Tuesday, November 11, 2008

Books and Ideas (42)

I read for ideas. Here are some of the ideas I have found in books.

Best American Essays of the [20th] Century. Editors: Oates and Atwan.

Alice Walker. “Looking for Zora.” 1975. In looking for the place where Zora Neale Hurston was buried in Florida, the author meets a number of people who knew her. Their stories sometimes contradicted each other. But Zora’s personality, her ability to look at life as it is, without tears, and her independent thinking, seem to have separated her from her family, from her husband, and from the majority of other blacks. “She was not a teary sort of person.” And she was a great writer and collector of African-American folklore, who died in poverty.

Adrienne Rich. “Women and Honor: Some Notes on Lying.” 1977. Using the technique of Pascal’s Pensées and Eric Hoffer’s The True Believer, the author jots down random thoughts on the phenomenon of women and lying, which most often occurs in order to survive in a male-dominated world.

Joan Didion. “The White Album.” 1979. The author tells about and reflects on her experiences in 1968, experiences with the Black Panthers and college takeovers. She summarizes by saying that another author had said he put his experiences in writing so he could find meaning in them, but she has put these experiences in writing and still finds no meaning in them. Reflects the mood of the time.

Richard Rodriguez. “Aria: A Memoir of a Bilingual Childhood.” 1980. The author noticed that the sounds, not the words, of his native Spanish communicated intimacy with his family, that the public language, English, did not convey that intimacy. It’s not the words, but the spirit behind the words that conveys intimacy among the family. It’s not the language, per se, that communicates intimacy, but the sounds and the spirit communicated through those sounds that enclosed the world of his family.

Gretel Ehrilich. “The Solace of Open Spaces.” 1981. Living in Wyoming required the author to adjust to the wide open spaces, the laconic conversations and the feeling of being sealed in by isolation. In general, space is a good thing, enabling people to welcome all kinds of ideas, whereas we in the East build obstructions against space by filling up our spaces with the things we can buy.

Annie Dillard. “Total Eclipse.” 1982. Impressions of the world as it looks during a total eclipse of the sun.
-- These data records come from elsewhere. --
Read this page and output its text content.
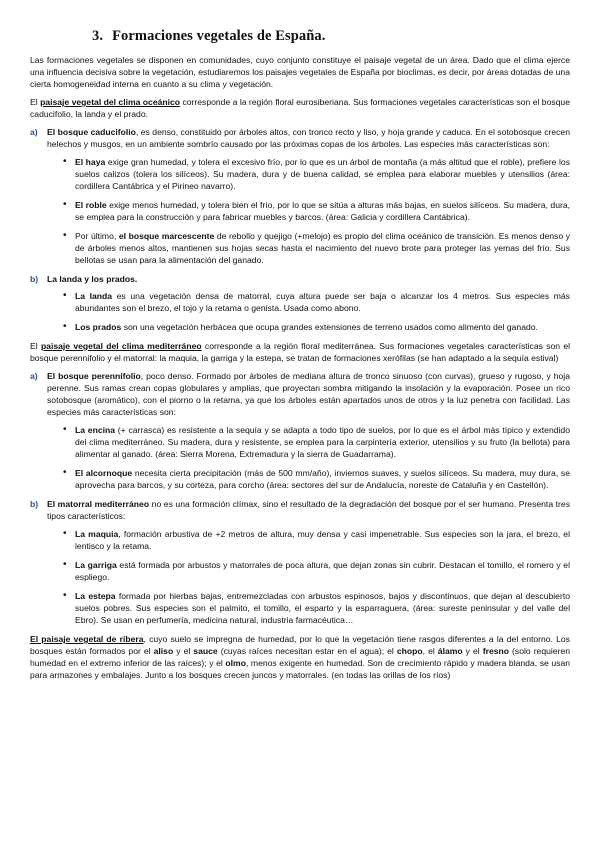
3. Formaciones vegetales de España.

Las formaciones vegetales se disponen en comunidades, cuyo conjunto constituye el paisaje vegetal de un área. Dado que el clima ejerce una influencia decisiva sobre la vegetación, estudiaremos los paisajes vegetales de España por bioclimas, es decir, por áreas dotadas de una cierta homogeneidad interna en cuanto a su clima y vegetación.

El paisaje vegetal del clima oceánico corresponde a la región floral eurosiberiana. Sus formaciones vegetales características son el bosque caducifolio, la landa y el prado.

a)	El bosque caducifolio, es denso, constituido por árboles altos, con tronco recto y liso, y hoja grande y caduca. En el sotobosque crecen helechos y musgos, en un ambiente sombrío causado por las próximas copas de los árboles. Las especies más características son:
• El haya exige gran humedad, y tolera el excesivo frío, por lo que es un árbol de montaña (a más altitud que el roble), prefiere los suelos calizos (tolera los silíceos). Su madera, dura y de buena calidad, se emplea para elaborar muebles y utensilios (área: cordillera Cantábrica y el Pirineo navarro).
• El roble exige menos humedad, y tolera bien el frío, por lo que se sitúa a alturas más bajas, en suelos silíceos. Su madera, dura, se emplea para la construcción y para fabricar muebles y barcos. (área: Galicia y cordillera Cantábrica).
• Por último, el bosque marcescente de rebollo y quejigo (+melojo) es propio del clima oceánico de transición. Es menos denso y de árboles menos altos, mantienen sus hojas secas hasta el nacimiento del nuevo brote para proteger las yemas del frío. Sus bellotas se usan para la alimentación del ganado.
b)	La landa y los prados.
• La landa es una vegetación densa de matorral, cuya altura puede ser baja o alcanzar los 4 metros. Sus especies más abundantes son el brezo, el tojo y la retama o genista. Usada como abono.
• Los prados son una vegetación herbácea que ocupa grandes extensiones de terreno usados como alimento del ganado.

El paisaje vegetal del clima mediterráneo corresponde a la región floral mediterránea. Sus formaciones vegetales características son el bosque perennifolio y el matorral: la maquia, la garriga y la estepa, se tratan de formaciones xerófilas (se han adaptado a la sequía estival)

a)	El bosque perennifolio, poco denso. Formado por árboles de mediana altura de tronco sinuoso (con curvas), grueso y rugoso, y hoja perenne. Sus ramas crean copas globulares y amplias, que proyectan sombra mitigando la insolación y la evaporación. Posee un rico sotobosque (aromático), con el piorno o la retama, ya que los árboles están apartados unos de otros y la luz penetra con facilidad. Las especies más características son:
• La encina (+ carrasca) es resistente a la sequía y se adapta a todo tipo de suelos, por lo que es el árbol más típico y extendido del clima mediterráneo. Su madera, dura y resistente, se emplea para la carpintería exterior, utensilios y su fruto (la bellota) para alimentar al ganado. (área: Sierra Morena, Extremadura y la sierra de Guadarrama).
• El alcornoque necesita cierta precipitación (más de 500 mm/año), inviernos suaves, y suelos silíceos. Su madera, muy dura, se aprovecha para barcos, y su corteza, para corcho (área: sectores del sur de Andalucía, noreste de Cataluña y en Castellón).
b)	El matorral mediterráneo no es una formación clímax, sino el resultado de la degradación del bosque por el ser humano. Presenta tres tipos característicos:
• La maquia, formación arbustiva de +2 metros de altura, muy densa y casi impenetrable. Sus especies son la jara, el brezo, el lentisco y la retama.
• La garriga está formada por arbustos y matorrales de poca altura, que dejan zonas sin cubrir. Destacan el tomillo, el romero y el espliego.
• La estepa formada por hierbas bajas, entremezcladas con arbustos espinosos, bajos y discontinuos, que dejan al descubierto suelos pobres. Sus especies son el palmito, el tomillo, el esparto y la esparraguera, (área: sureste peninsular y del valle del Ebro). Se usan en perfumería, medicina natural, industria farmacéutica…

El paisaje vegetal de ribera, cuyo suelo se impregna de humedad, por lo que la vegetación tiene rasgos diferentes a la del entorno. Los bosques están formados por el aliso y el sauce (cuyas raíces necesitan estar en el agua); el chopo, el álamo y el fresno (solo requieren humedad en el extremo inferior de las raíces); y el olmo, menos exigente en humedad. Son de crecimiento rápido y madera blanda, se usan para armazones y embalajes. Junto a los bosques crecen juncos y matorrales. (en todas las orillas de los ríos)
The world no longer looks ordinary, setting off reflections on that changed world. A dead world. The world when the sun burns out. But then the eclipse is over and people hurry back to the now familiar world of their daily lives.

Cynthia Ozick. “A Drugstore in Winter.” 1982. The author tells how she became a writer—through reading. Beginning with a lending library in her father’s drug store, all kinds of people either gave her or loaned her books and she consumed all of them.
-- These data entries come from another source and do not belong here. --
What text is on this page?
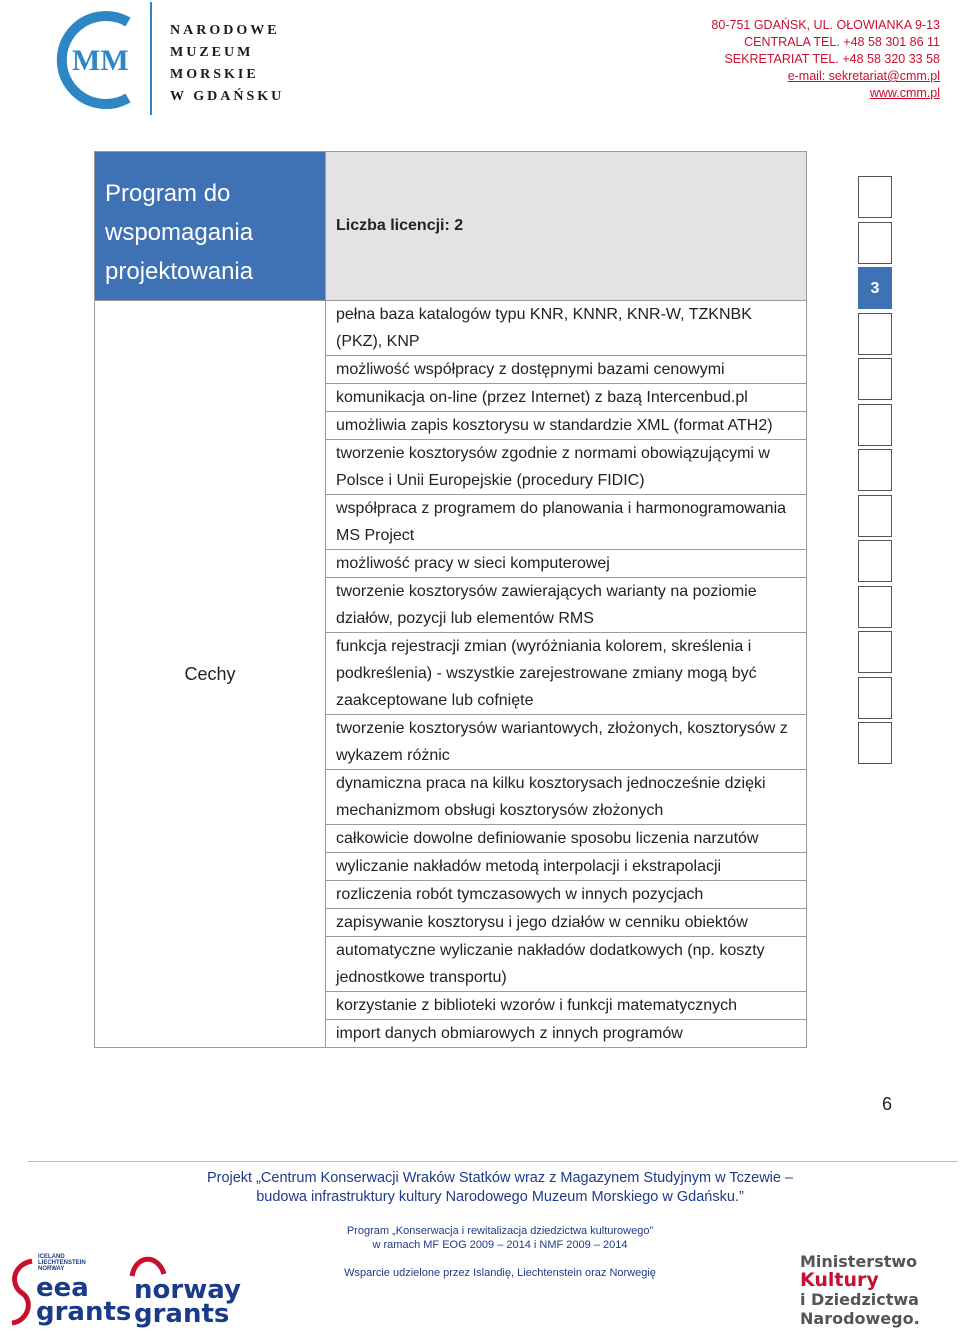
MM
NARODOWE
MUZEUM
MORSKIE
W GDAŃSKU
80-751 GDAŃSK, UL. OŁOWIANKA 9-13
CENTRALA TEL. +48 58 301 86 11
SEKRETARIAT TEL. +48 58 320 33 58
e-mail: sekretariat@cmm.pl
www.cmm.pl
Program do wspomagania projektowania	Liczba licencji: 2
Cechy	pełna baza katalogów typu KNR, KNNR, KNR-W, TZKNBK (PKZ), KNP
	możliwość współpracy z dostępnymi bazami cenowymi
	komunikacja on-line (przez Internet) z bazą Intercenbud.pl
	umożliwia zapis kosztorysu w standardzie XML (format ATH2)
	tworzenie kosztorysów zgodnie z normami obowiązującymi w Polsce i Unii Europejskie (procedury FIDIC)
	współpraca z programem do planowania i harmonogramowania MS Project
	możliwość pracy w sieci komputerowej
	tworzenie kosztorysów zawierających warianty na poziomie działów, pozycji lub elementów RMS
	funkcja rejestracji zmian (wyróżniania kolorem, skreślenia i podkreślenia) - wszystkie zarejestrowane zmiany mogą być zaakceptowane lub cofnięte
	tworzenie kosztorysów wariantowych, złożonych, kosztorysów z wykazem różnic
	dynamiczna praca na kilku kosztorysach jednocześnie dzięki mechanizmom obsługi kosztorysów złożonych
	całkowicie dowolne definiowanie sposobu liczenia narzutów
	wyliczanie nakładów metodą interpolacji i ekstrapolacji
	rozliczenia robót tymczasowych w innych pozycjach
	zapisywanie kosztorysu i jego działów w cenniku obiektów
	automatyczne wyliczanie nakładów dodatkowych (np. koszty jednostkowe transportu)
	korzystanie z biblioteki wzorów i funkcji matematycznych
	import danych obmiarowych z innych programów
3
6
Projekt „Centrum Konserwacji Wraków Statków wraz z Magazynem Studyjnym w Tczewie –
budowa infrastruktury kultury Narodowego Muzeum Morskiego w Gdańsku.”
Program „Konserwacja i rewitalizacja dziedzictwa kulturowego”
w ramach MF EOG 2009 – 2014 i NMF 2009 – 2014
Wsparcie udzielone przez Islandię, Liechtenstein oraz Norwegię
ICELAND
LIECHTENSTEIN
NORWAY
eea
grants
norway
grants
Ministerstwo
Kultury
i Dziedzictwa
Narodowego.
William Manchester. “Okinawa: The Bloodiest Battle of All.” 1987. Manchester vividly describes the conditions under which his company of marines fought on Okinawa, the island from which, if there had been no atomic bombs, the invasion of mainland Japan would have been launched. The statistics of loss are staggering, more than Hiroshima, more Americans than at Gettysburg.
He pleads for Americans to remember those who died in war on Memorial Day. And he makes it clear that he has not forgiven the Japanese for what they did to his friends and fellow marines and to him personally. I think this essay should be read aloud at Memorial Day ceremonies. Americans need to understand the realities of war. They need to appreciate the conditions under which those who gave their lives—and those who survived—fought.